Maaf yah guys kelanjutan cerita'y aku buatin page baru,
semoga di page baru ini aku bisa update terus cerita'y dan ga pernah gagal update lagi.
Aamiin.
Hehehe ...
Cerita sebelumnya.
Setelah lama menunggu akhirnya Didit pun datang menjemput Aland. Meskipun masih kesal, Aland segera beranjak untuk menemui teman-temannya yang sudah daritadi menunggu. Saat mereka hendak berangkat, dari arah sebrang Puding datang menghampiri mereka. Rupanya ia pun datang untuk menjemput Aland. Siapakah yang akan dipilih oleh Aland?
Ikuti kelanjutannya.
LOVE 11
"KAU DIAM TANPA KATA
KAU SEOLAH JENUH PADAKU."
"Berisik." bentak Didit kesal sambil melempariku dengan bantal, tapi berhasil aku tangkis.
Hari ini lagi-lagi orang tua Didit tidak pulang kerumah. Keduanya masih berada di Manado, sibuk mengurusi bisnis mereka yang mulai berkembang keluar daerah. Karena kesibukan itu, keduanya jadi lupa sama anak semata wayang mereka yang membutuhkan kasih sayang orang tuanya. Sebenarnya bukan uang yang dia butuhkan melainkan perhatian dari orang tuanya. Bukan pula fasilitas mewah yang ia inginkan melainkan kehadiran orang tua disampingnya.
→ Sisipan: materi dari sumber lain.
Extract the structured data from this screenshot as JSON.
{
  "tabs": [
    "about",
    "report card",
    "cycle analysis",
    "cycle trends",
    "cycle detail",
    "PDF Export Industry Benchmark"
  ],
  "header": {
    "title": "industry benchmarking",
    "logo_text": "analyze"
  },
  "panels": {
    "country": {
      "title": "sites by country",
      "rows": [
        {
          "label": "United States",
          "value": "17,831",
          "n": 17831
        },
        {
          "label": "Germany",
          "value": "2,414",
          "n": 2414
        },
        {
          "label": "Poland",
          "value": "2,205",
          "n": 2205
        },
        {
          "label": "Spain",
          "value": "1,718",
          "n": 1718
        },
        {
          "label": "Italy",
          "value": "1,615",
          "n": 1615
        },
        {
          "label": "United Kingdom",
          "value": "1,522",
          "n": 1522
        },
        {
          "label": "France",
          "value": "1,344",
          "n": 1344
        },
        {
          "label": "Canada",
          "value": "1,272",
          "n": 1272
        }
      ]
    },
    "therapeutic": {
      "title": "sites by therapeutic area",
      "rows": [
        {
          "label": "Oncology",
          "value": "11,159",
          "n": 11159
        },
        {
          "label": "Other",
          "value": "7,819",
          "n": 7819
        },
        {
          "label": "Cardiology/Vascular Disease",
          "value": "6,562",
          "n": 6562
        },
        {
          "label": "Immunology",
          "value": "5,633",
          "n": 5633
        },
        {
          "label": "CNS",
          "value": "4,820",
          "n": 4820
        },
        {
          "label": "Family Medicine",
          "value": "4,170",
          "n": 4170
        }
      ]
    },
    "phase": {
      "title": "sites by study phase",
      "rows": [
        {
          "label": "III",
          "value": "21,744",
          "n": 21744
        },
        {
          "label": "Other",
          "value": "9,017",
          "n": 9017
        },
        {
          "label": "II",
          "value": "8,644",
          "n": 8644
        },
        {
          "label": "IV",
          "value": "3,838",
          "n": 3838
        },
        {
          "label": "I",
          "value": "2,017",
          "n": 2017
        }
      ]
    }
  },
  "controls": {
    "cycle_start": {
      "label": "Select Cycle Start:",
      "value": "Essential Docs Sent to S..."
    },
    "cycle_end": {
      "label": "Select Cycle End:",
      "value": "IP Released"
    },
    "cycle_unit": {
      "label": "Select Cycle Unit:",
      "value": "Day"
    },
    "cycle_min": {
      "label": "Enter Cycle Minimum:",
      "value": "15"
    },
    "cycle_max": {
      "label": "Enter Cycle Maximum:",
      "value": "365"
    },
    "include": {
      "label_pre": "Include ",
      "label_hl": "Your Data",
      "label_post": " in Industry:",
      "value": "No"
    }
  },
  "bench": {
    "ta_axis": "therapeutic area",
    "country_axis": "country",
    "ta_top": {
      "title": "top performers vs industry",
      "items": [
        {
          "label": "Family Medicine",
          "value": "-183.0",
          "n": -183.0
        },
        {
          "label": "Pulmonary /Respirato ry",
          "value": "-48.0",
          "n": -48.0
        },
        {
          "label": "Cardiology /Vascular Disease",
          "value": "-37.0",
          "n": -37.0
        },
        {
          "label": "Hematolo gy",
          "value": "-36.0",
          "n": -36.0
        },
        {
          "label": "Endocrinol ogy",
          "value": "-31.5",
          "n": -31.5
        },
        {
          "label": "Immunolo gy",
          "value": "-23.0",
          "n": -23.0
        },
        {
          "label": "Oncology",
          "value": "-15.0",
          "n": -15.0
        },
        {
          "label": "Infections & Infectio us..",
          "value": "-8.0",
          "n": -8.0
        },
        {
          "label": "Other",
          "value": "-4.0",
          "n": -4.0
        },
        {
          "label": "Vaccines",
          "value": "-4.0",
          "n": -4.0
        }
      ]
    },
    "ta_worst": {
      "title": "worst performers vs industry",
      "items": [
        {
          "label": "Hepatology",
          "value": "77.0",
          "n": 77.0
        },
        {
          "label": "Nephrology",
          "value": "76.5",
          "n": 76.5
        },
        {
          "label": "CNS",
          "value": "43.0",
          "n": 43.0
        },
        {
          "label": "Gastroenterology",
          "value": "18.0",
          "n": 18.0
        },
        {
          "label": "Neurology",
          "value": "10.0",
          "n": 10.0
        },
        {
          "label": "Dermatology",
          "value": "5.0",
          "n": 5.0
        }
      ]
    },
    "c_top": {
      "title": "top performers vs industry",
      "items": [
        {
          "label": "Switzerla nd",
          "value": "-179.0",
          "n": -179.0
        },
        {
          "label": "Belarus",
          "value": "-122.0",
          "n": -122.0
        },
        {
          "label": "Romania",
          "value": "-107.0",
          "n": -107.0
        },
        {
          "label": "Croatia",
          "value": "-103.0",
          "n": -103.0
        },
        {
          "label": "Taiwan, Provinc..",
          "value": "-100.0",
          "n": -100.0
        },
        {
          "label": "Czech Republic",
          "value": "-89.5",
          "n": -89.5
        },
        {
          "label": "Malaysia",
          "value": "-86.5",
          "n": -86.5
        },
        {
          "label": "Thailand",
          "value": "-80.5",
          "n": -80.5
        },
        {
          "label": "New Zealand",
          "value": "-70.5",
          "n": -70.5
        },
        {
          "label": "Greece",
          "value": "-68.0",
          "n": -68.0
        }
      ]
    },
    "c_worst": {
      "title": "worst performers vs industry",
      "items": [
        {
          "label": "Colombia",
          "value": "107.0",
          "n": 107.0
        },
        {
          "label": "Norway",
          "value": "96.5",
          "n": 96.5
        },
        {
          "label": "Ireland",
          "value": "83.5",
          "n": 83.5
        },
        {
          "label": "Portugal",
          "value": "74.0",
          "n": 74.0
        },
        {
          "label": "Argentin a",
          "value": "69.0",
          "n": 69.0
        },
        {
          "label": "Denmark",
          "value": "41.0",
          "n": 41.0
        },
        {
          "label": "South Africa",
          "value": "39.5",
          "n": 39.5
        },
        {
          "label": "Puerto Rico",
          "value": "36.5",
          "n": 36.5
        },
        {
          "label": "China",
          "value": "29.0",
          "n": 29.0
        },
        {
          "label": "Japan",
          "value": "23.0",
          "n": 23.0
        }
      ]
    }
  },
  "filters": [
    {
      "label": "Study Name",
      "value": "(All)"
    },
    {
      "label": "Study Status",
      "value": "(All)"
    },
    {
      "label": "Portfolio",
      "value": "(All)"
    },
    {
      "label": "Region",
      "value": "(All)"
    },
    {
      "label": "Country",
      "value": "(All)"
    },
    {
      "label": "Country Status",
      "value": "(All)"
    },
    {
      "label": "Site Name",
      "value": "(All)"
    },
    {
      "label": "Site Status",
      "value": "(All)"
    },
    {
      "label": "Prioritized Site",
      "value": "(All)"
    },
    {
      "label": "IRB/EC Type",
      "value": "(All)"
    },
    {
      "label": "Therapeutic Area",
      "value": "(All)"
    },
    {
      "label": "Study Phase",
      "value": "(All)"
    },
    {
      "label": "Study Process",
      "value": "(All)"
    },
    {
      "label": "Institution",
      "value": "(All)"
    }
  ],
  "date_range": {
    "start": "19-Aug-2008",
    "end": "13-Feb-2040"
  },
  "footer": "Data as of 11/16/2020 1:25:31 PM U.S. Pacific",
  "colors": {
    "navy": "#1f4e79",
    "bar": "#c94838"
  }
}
Tak jarang ia merasa kesepian di tinggal seorang diri di dalam rumah yang sangat besar.
Tapi bukan Didit namanya bila tak pandai menyimpan perasaan. Kesedihan selalu ia tutupi dengan senyumannya. Kerinduan selalu ia tutupi dengan canda tawa.
Saat ini aku tengah bersama Didit di dalam kamarnya yang lumayan luas buat ditempati seorang diri. Warna yang mendominasi kamarnya adalah warna hijau yang merupakan warna favoritku. Aku pernah bertanya kepadanya mengapa memilih warnah hijau bukan warna biru yang menjadi warna favorit dia? Dan kalian tahu apa jawaban Didit? Ia menjawab karena hijau adalah warna favorit sahabatku. Jawaban yang aneh menurutku.
Aku sebagai sahabatnya ingin selalu menemaninya, walaupun sering kali ia membuatku kesal. Seperti malam ini, ia sama sekali tak menghiraukan ku. Menyambut kedatanganku pun tidak. Sial, emang gini caranya menyambut tamu yang datang? Menyebalkan. Mana suara guntur daritadi terus bergemuruh. Pasti sebentar lagi akan turun hujan. Huuufft.
FLASH BACK
"Aku.. Eemmm.. Aku ikuut.. Aku ikut ama Puding aja." jawabku sambil tersenyum kearah Puding. Ia pun tersenyum kepadaku.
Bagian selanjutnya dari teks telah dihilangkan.